Me vestí rápidamente y salí al rellano de la escalera con la esperanza de pedir auxilio al primero que encontrase. Desgraciadamente no había nadie. Llamé el ascensor. Los segundos que pasaron hasta que se abrieron las puertas me parecieron eternos. Y entonces volvieron a atormentarme las visiones. Unas zapatillas verdes con cordones naranja empezaron a dar vueltas sobre mí. Me estaba mareando… Dejé de caminar histérica dentro del ascensor y lo vi claro. ¡Aquellos eran mis zapatos! Por lo tanto, mi ojo tenía que estar allí. Miré al suelo y asombrosamente lo vi y me vi. La sensación de observarme a mi misma estando fuera de mi nunca se me borrará. Era como si mi vida se hubiese dividido en dos. Y mientras yo estaba allí de pie observando mi órgano caído con absoluta estupefacción, él me miraba asustado, reflejándose en mi pupila dilatada con una expresión de complicidad y de alivio por el repentino reencuentro.

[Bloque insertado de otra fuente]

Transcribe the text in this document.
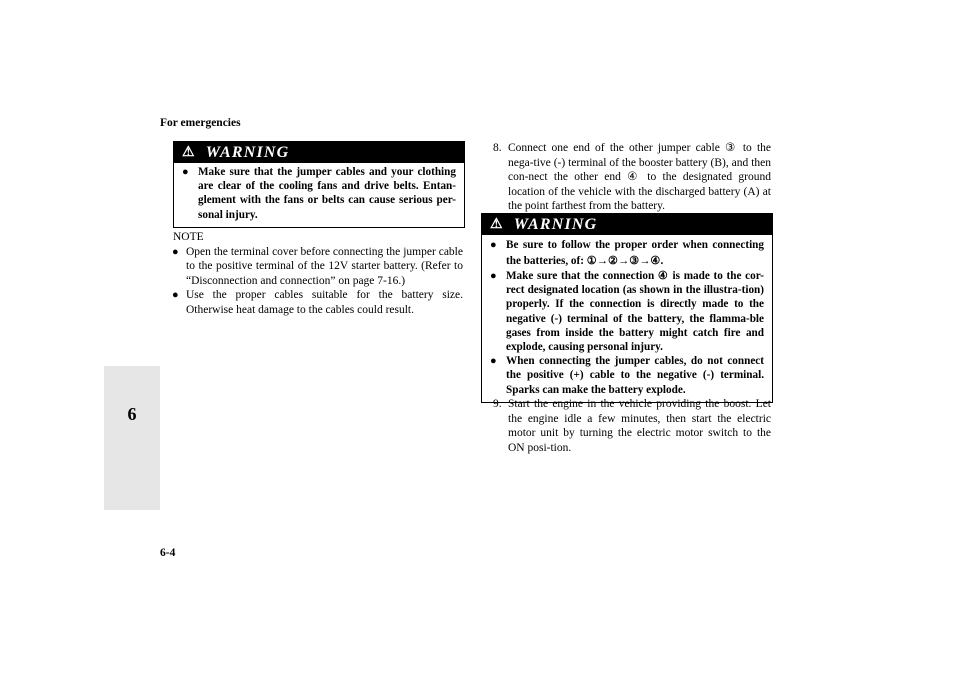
For emergencies
6
6-4
⚠ WARNING
● Make sure that the jumper cables and your clothing are clear of the cooling fans and drive belts. Entan-glement with the fans or belts can cause serious per-sonal injury.
NOTE
● Open the terminal cover before connecting the jumper cable to the positive terminal of the 12V starter battery. (Refer to “Disconnection and connection” on page 7-16.)
● Use the proper cables suitable for the battery size. Otherwise heat damage to the cables could result.
8. Connect one end of the other jumper cable ③ to the nega-tive (-) terminal of the booster battery (B), and then con-nect the other end ④ to the designated ground location of the vehicle with the discharged battery (A) at the point farthest from the battery.
⚠ WARNING
● Be sure to follow the proper order when connecting the batteries, of: ①→②→③→④.
● Make sure that the connection ④ is made to the cor-rect designated location (as shown in the illustra-tion) properly. If the connection is directly made to the negative (-) terminal of the battery, the flamma-ble gases from inside the battery might catch fire and explode, causing personal injury.
● When connecting the jumper cables, do not connect the positive (+) cable to the negative (-) terminal. Sparks can make the battery explode.
9. Start the engine in the vehicle providing the boost. Let the engine idle a few minutes, then start the electric motor unit by turning the electric motor switch to the ON posi-tion.
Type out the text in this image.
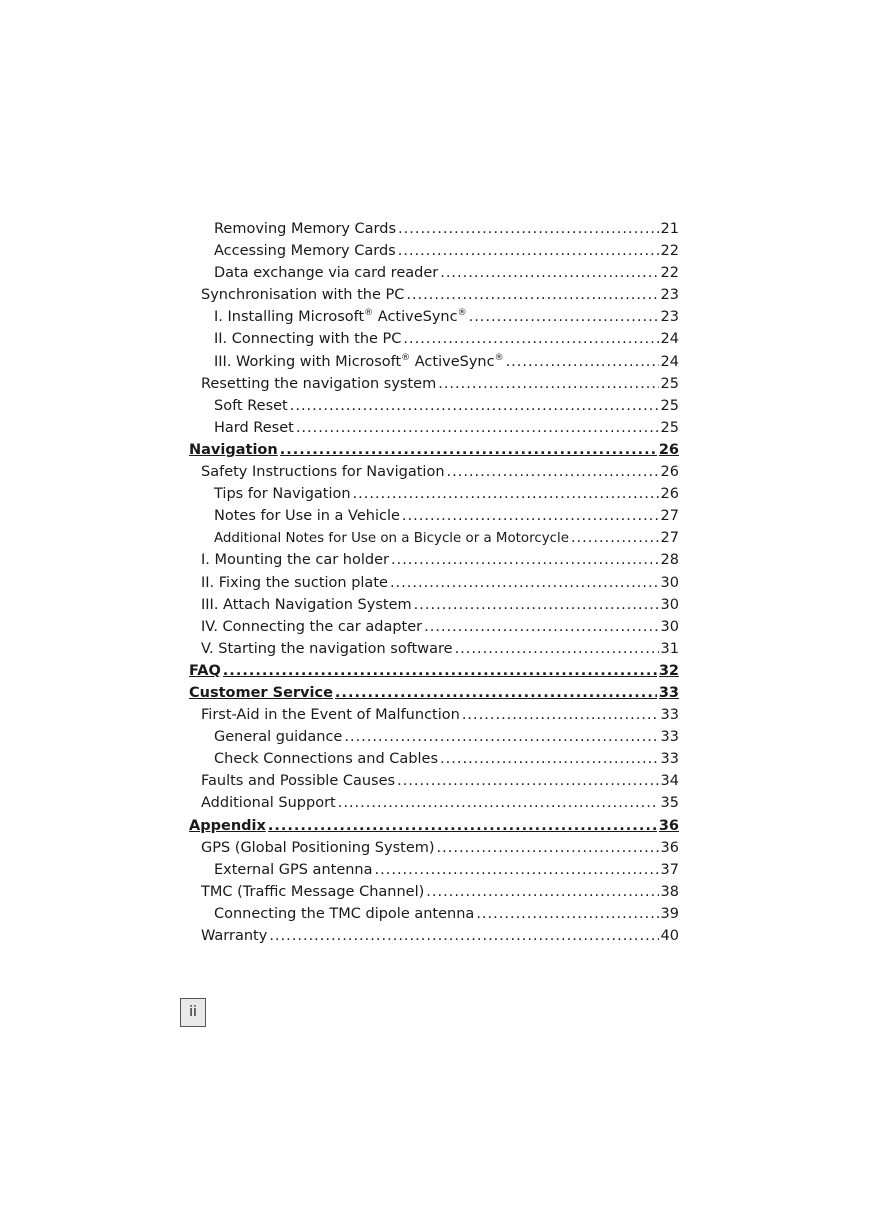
Removing Memory Cards .....	21
Accessing Memory Cards .....	22
Data exchange via card reader .....	22
Synchronisation with the PC .....	23
I. Installing Microsoft® ActiveSync® .....	23
II. Connecting with the PC .....	24
III. Working with Microsoft® ActiveSync® .....	24
Resetting the navigation system .....	25
Soft Reset .....	25
Hard Reset .....	25
Navigation .....	26
Safety Instructions for Navigation .....	26
Tips for Navigation .....	26
Notes for Use in a Vehicle .....	27
Additional Notes for Use on a Bicycle or a Motorcycle .....	27
I. Mounting the car holder .....	28
II. Fixing the suction plate .....	30
III. Attach Navigation System .....	30
IV. Connecting the car adapter .....	30
V. Starting the navigation software .....	31
FAQ .....	32
Customer Service .....	33
First-Aid in the Event of Malfunction .....	33
General guidance .....	33
Check Connections and Cables .....	33
Faults and Possible Causes .....	34
Additional Support .....	35
Appendix .....	36
GPS (Global Positioning System) .....	36
External GPS antenna .....	37
TMC (Traffic Message Channel) .....	38
Connecting the TMC dipole antenna .....	39
Warranty .....	40
ii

Ahora, en frío, quizás no sería capaz de hacerlo, pero en aquel momento no tuve tiempo de pensar. Me agaché, lo cogí y lo devolví a su cavidad con un golpe seco. El espejo del ascensor me sirvió para comprobar que la operación había sido exitosa, aunque con los nervios no acerté en colocarlo exactamente en su posición original y me quedó ligeramente desviado (que no es nada teniendo en cuenta que un ratito antes no podía ni soñar que lo recuperaría). Miré el reloj y eran las 9:10. Con un poco de suerte en la oficina todavía estarían desayunando. Me fui corriendo, convencida de que mis compañeros no serían capaces de creerme.

Desde ayer tengo un buen motivo para no entrar nunca más en el ascensor con tacones de aguja, también tengo una mirada desigual y un complejo superado: mejor bizca que incompleta.